4/6/05
Contact: K.E. Schwab --
724-738-2199; e-mail: karl.schwab@sru.edu
FORENSIC ANTHROPOLOGIST, FOUNDER OF 'BODY
FARM' DR. BILL BASS TO LECTURE AT SRU
SLIPPERY
ROCK, Pa. - Forensic anthropologist, founder of the University of
Tennessee's "Body Farm" and among the best known forensic
scientists in the nation Dr. Bill Bass will detail how science
works to solve criminal investigations when he lectures at Slippery
Rock University April 26.
The
public session is set for 7 p.m. in Swope Music Hall. Bass will
also meet with SRU students at12:30 p.m. in the Spotts
World Cultures Building as part of his campus
visit.
His
lecture, titled "An Introduction to Forensic Anthropology," will
offer detailed information on how forensics helped play a key role
in solving hundreds of cases for the FBI and other law enforcement
agencies.
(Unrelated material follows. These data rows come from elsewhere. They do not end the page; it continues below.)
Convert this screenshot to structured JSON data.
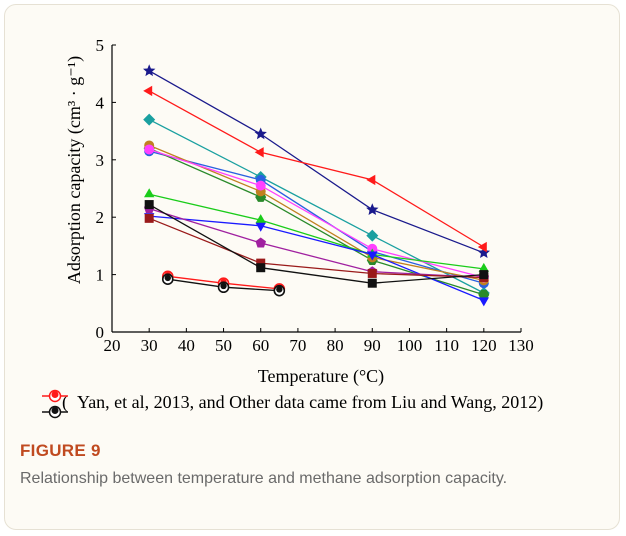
{
  "figure": {
    "label": "FIGURE 9",
    "caption": "Relationship between temperature and methane adsorption capacity."
  },
  "chart_data": {
    "type": "line",
    "xlabel": "Temperature (°C)",
    "ylabel": "Adsorption capacity (cm³ · g⁻¹)",
    "xlim": [
      20,
      130
    ],
    "ylim": [
      0,
      5
    ],
    "xticks": [
      20,
      30,
      40,
      50,
      60,
      70,
      80,
      90,
      100,
      110,
      120,
      130
    ],
    "yticks": [
      0,
      1,
      2,
      3,
      4,
      5
    ],
    "grid": false,
    "legend_note": "Yan, et al, 2013, and Other data came from Liu and Wang, 2012)",
    "legend_open": "(",
    "series": [
      {
        "color": "#1a1a8c",
        "marker": "star",
        "x": [
          30,
          60,
          90,
          120
        ],
        "y": [
          4.55,
          3.45,
          2.13,
          1.38
        ]
      },
      {
        "color": "#ff1a1a",
        "marker": "tri-left",
        "x": [
          30,
          60,
          90,
          120
        ],
        "y": [
          4.2,
          3.13,
          2.65,
          1.48
        ]
      },
      {
        "color": "#1aa0a0",
        "marker": "diamond",
        "x": [
          30,
          60,
          90,
          120
        ],
        "y": [
          3.7,
          2.7,
          1.68,
          0.68
        ]
      },
      {
        "color": "#2a60e0",
        "marker": "circle",
        "x": [
          30,
          60,
          90,
          120
        ],
        "y": [
          3.15,
          2.65,
          1.4,
          0.85
        ]
      },
      {
        "color": "#2a8a2a",
        "marker": "hexagon",
        "x": [
          30,
          60,
          90,
          120
        ],
        "y": [
          3.2,
          2.35,
          1.25,
          0.65
        ]
      },
      {
        "color": "#c08020",
        "marker": "circle",
        "x": [
          30,
          60,
          90,
          120
        ],
        "y": [
          3.25,
          2.45,
          1.3,
          0.9
        ]
      },
      {
        "color": "#ff40ff",
        "marker": "circle",
        "x": [
          30,
          60,
          90,
          120
        ],
        "y": [
          3.18,
          2.55,
          1.45,
          0.95
        ]
      },
      {
        "color": "#1acc1a",
        "marker": "tri-up",
        "x": [
          30,
          60,
          90,
          120
        ],
        "y": [
          2.4,
          1.95,
          1.35,
          1.1
        ]
      },
      {
        "color": "#1a1aff",
        "marker": "tri-down",
        "x": [
          30,
          60,
          90,
          120
        ],
        "y": [
          2.02,
          1.85,
          1.35,
          0.55
        ]
      },
      {
        "color": "#a020a0",
        "marker": "pentagon",
        "x": [
          30,
          60,
          90,
          120
        ],
        "y": [
          2.15,
          1.55,
          1.05,
          0.95
        ]
      },
      {
        "color": "#9a1a1a",
        "marker": "square",
        "x": [
          30,
          60,
          90,
          120
        ],
        "y": [
          1.98,
          1.2,
          1.02,
          0.95
        ]
      },
      {
        "color": "#111111",
        "marker": "square",
        "x": [
          30,
          60,
          90,
          120
        ],
        "y": [
          2.22,
          1.12,
          0.85,
          1.0
        ]
      },
      {
        "color": "#ff1a1a",
        "marker": "ring",
        "x": [
          35,
          50,
          65
        ],
        "y": [
          0.97,
          0.85,
          0.75
        ]
      },
      {
        "color": "#111111",
        "marker": "ring",
        "x": [
          35,
          50,
          65
        ],
        "y": [
          0.92,
          0.78,
          0.72
        ]
      }
    ]
  }
}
He will use the lecture to explain actual crime scenes he
has visited and how he uses forensics - and their
results.
Author of "Death's Acre:
Inside the Body Farm," Bass has also written and co-authored some
200 other scientific publications. (Details are available at:
www.deathsacre.com.)
"Body Farm" was taken
from police slang for the UT's three-acre Anthropology Research
Facility which Bass created in 1972 as an outdoor laboratory that
now serves as home to hundreds of skeletons enabling students and
professional forensic anthropologists to learn more about the
human-decomposition process. The facility is second only to the
Smithsonian Institution in the number of
skeletons.
By examining hundreds of
cases, forensic scientists, including Bass, say bodies speak the
"language of the dead" with various stages of decomposition
providing exact clues. Others note the "dead are silent helpers of
the living" for providing such clues.
In addition to his work
at the University of Tennessee, Bass, a professor emeritus, works
with medical examiners' offices worldwide and has identified nearly
1,000 remains of crime and accident victims.